The change in export support is fairly radical, as a new agency created by the Congress, the International Development Finance Corporation (IDFC), has removed a legacy prohibition on financially supporting nuclear projects.
But, even the IDFC’s announcement of the potential policy change, which made specific reference to the role advanced reactors could play in emerging markets and its value for carbon reduction, nonproliferation standards, and U.S. global influence, generated a rattled response about the security dangers of changing the nuclear status quo.
The issue of maintaining strong nonproliferation standards is absolutely critical to global security and the future of nuclear power. Despite its current state of disorder, the U.S., and its allies, are better equipped to lead that fight than Russia or China, which very effectively use state financing to export their reactors and undermine U.S. nonproliferation values.
But you can’t win a fight if you are not in the ring, and this is something that both sides of the political aisle in America now grasp.
While the country is being wracked by partisanship in a presidential election year, both the Democrats-only House Select Committee on the Climate Crisis and the presumptive Democratic party nominee have expressed support for advanced nuclear technologies. In addition, a new organization, formed by a group of politically progressive women, promises fresh approaches to working with the climate advocacy community to foster better understanding of the role of next-gen nuclear.

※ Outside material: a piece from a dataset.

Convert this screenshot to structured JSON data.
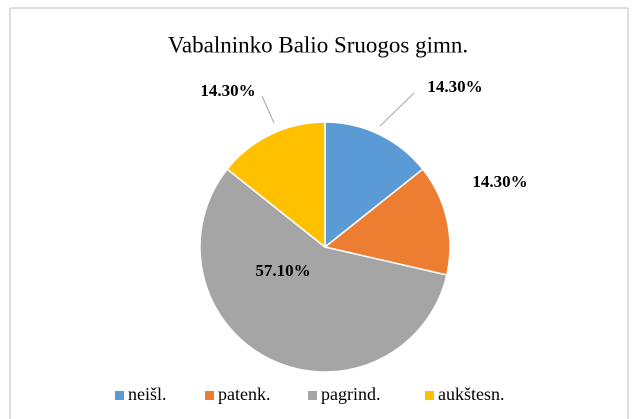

These progressive positions are not in conflict with the current administration which recently released a new U.S. nuclear export strategy and is aggressively pursuing next-gen reactor technologies to support evolving defense objectives and other national goals.

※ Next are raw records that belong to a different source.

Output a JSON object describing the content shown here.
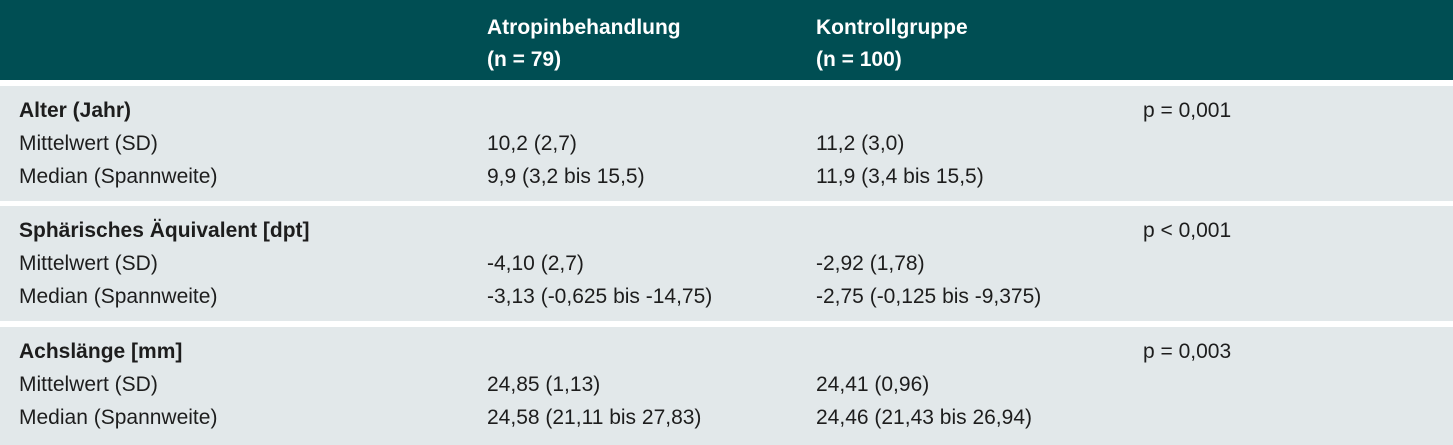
{
  "header": {
    "col_atropin_line1": "Atropinbehandlung",
    "col_atropin_line2": "(n = 79)",
    "col_kontroll_line1": "Kontrollgruppe",
    "col_kontroll_line2": "(n = 100)"
  },
  "sections": [
    {
      "title": "Alter (Jahr)",
      "p_value": "p = 0,001",
      "rows": [
        {
          "label": "Mittelwert (SD)",
          "atropin": "10,2 (2,7)",
          "kontroll": "11,2 (3,0)"
        },
        {
          "label": "Median (Spannweite)",
          "atropin": "9,9 (3,2 bis 15,5)",
          "kontroll": "11,9 (3,4 bis 15,5)"
        }
      ]
    },
    {
      "title": "Sphärisches Äquivalent [dpt]",
      "p_value": "p < 0,001",
      "rows": [
        {
          "label": "Mittelwert (SD)",
          "atropin": "-4,10 (2,7)",
          "kontroll": "-2,92 (1,78)"
        },
        {
          "label": "Median (Spannweite)",
          "atropin": "-3,13 (-0,625 bis -14,75)",
          "kontroll": "-2,75 (-0,125 bis -9,375)"
        }
      ]
    },
    {
      "title": "Achslänge [mm]",
      "p_value": "p = 0,003",
      "rows": [
        {
          "label": "Mittelwert (SD)",
          "atropin": "24,85 (1,13)",
          "kontroll": "24,41 (0,96)"
        },
        {
          "label": "Median (Spannweite)",
          "atropin": "24,58 (21,11 bis 27,83)",
          "kontroll": "24,46 (21,43 bis 26,94)"
        }
      ]
    }
  ],
  "colors": {
    "header_bg": "#004e53",
    "header_text": "#ffffff",
    "section_bg": "#e2e8ea",
    "text": "#1d1d1d"
  }
}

Beyond the U.S., the Liberal Party government of Canada continues its aggressive work on Small Modular Reactors (SMRs) including developing an SMR Action Plan that follows its 2018 SMR Roadmap. Further, Canada’s Natural Resources Minister recently stated, “I’ve said it before, and I’ll say it again: there is no way of achieving our goal of net-zero emissions by 2050 without nuclear energy.” This reference encompassed all nuclear technologies including the next generation.

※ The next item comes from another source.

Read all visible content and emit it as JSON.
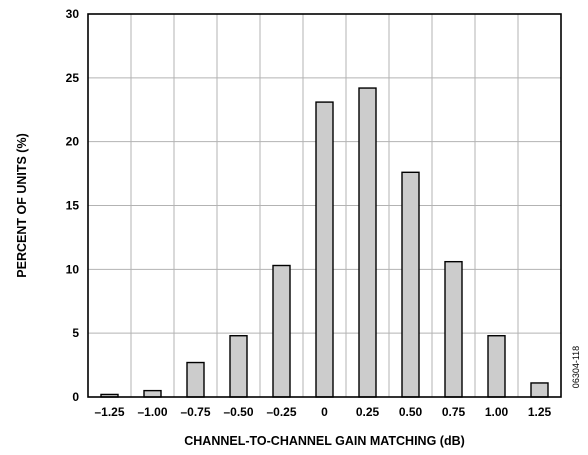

This cross-party political support will make it difficult to drive a political wedge that excludes next-gen nuclear from being part of the global climate and clean energy solution set. And, surprisingly, the political mainstream seems to be ahead of the majority of the non-governmental community on the nexus of these issues.
Too often the environmental and nuclear nonproliferation communities close out important global concerns that do not fit neatly into their traditional issue scope. But the intensifying intersection of new global realities is making it clear that the business-as-usual issue silos cannot thrive or ultimately survive in this new environment. Creative cross-sector thinking is beginning to seep to the surface. It’s value certainly will become contagious.